To further bolster the evidence of the impact of gut biota in fighting off bowel cancer, the team killed off the biota community completely in some mice (with a predisposition to bowel cancer) and found the incidence of bowel cancers decreased. They also found that transferring samples of gut biota from predisposed mice that had bowel tumors to tumor-free (but still predisposed) mice—they too exhibited a higher rate of developing tumors than those that did not receive the transfer. These experiments, the researchers claim, indicate a very strong link between a high fat diet, gut biota and bowel cancer.
The research also suggests that in addition to modifying diet to reduce bowel cancers, there may be a way to lower the chances of getting bowel cancers by reestablishing normal gut biota in people who continue to eat diets high in fat.

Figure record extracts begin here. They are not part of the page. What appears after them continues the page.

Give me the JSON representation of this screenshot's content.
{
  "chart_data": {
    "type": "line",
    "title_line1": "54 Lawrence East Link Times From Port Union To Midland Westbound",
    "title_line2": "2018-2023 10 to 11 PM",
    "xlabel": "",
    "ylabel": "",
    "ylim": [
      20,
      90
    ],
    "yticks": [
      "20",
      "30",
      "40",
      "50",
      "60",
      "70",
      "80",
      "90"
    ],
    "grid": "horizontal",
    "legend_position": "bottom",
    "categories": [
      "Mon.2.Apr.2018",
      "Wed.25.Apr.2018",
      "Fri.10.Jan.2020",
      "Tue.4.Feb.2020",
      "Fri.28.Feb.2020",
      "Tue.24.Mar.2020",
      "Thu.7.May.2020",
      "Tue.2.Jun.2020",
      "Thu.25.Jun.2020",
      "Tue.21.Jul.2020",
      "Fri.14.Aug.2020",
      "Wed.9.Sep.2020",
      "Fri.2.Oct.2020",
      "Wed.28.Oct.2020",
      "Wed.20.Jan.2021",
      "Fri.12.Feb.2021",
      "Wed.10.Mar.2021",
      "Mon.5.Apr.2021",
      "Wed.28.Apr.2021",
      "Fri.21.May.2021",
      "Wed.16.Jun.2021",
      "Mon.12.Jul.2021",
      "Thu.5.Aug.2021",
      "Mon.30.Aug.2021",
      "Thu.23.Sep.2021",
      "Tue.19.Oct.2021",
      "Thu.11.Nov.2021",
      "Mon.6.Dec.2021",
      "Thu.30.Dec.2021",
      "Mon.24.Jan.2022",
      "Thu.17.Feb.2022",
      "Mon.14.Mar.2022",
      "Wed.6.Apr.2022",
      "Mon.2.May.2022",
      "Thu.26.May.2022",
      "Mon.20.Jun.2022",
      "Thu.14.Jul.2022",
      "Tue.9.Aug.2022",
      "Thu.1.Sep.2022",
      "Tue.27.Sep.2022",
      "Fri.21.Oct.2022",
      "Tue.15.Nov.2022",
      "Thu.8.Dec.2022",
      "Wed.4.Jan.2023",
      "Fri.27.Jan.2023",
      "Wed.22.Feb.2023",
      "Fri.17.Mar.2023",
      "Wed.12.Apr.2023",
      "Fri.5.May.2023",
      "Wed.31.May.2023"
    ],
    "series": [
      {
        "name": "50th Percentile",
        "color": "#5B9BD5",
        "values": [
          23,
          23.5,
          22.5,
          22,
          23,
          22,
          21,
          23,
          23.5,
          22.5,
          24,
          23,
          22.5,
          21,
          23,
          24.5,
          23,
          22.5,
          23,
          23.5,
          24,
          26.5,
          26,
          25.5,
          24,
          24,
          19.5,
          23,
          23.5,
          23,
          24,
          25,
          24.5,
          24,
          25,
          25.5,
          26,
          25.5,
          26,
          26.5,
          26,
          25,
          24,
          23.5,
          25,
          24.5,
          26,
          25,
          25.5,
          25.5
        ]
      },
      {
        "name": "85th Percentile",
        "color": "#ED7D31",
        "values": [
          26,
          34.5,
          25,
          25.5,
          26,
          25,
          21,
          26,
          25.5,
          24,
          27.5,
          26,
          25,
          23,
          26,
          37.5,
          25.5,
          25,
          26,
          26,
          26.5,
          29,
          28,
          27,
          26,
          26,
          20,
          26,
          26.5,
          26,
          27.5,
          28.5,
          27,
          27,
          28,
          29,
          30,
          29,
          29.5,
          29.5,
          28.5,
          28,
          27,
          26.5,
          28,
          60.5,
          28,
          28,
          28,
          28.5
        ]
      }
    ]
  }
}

Explore further: Chronic intake of Western diet kills mice
More information: High-fat-diet-mediated dysbiosis promotes intestinal carcinogenesis independently of obesity, Nature (2014) DOI: 10.1038/nature13398
Several features common to a Western lifestyle, including obesity and low levels of physical activity, are known risk factors for gastrointestinal cancers. There is substantial evidence suggesting that diet markedly affects the composition of the intestinal microbiota. Moreover, there is now unequivocal evidence linking dysbiosis to cancer development3. However, the mechanisms by which high-fat diet (HFD)-mediated changes in the microbial community affect the severity of tumorigenesis in the gut remain to be determined. Here we demonstrate that an HFD promotes tumour progression in the small intestine of genetically susceptible, K-rasG12Dint, mice independently of obesity. HFD consumption, in conjunction with K-ras mutation, mediated a shift in the composition of the gut microbiota, and this shift was associated with a decrease in Paneth-cell-mediated antimicrobial host defence that compromised dendritic cell recruitment and MHC class II molecule presentation in the gut-associated lymphoid tissues. When butyrate was administered to HFD-fed K-rasG12Dint mice, dendritic cell recruitment in the gut-associated lymphoid tissues was normalized, and tumour progression was attenuated. Importantly, deficiency in MYD88, a signalling adaptor for pattern recognition receptors and Toll-like receptors, blocked tumour progression. The transfer of faecal samples from HFD-fed mice with intestinal tumours to healthy adult K-rasG12Dint mice was sufficient to transmit disease in the absence of an HFD. Furthermore, treatment with antibiotics completely blocked HFD-induced tumour progression, suggesting that distinct shifts in the microbiota have a pivotal role in aggravating disease. Collectively, these data underscore the importance of the reciprocal interaction between host and environmental factors in selecting a microbiota that favours carcinogenesis, and they suggest that tumorigenesis is transmissible among genetically predisposed individuals.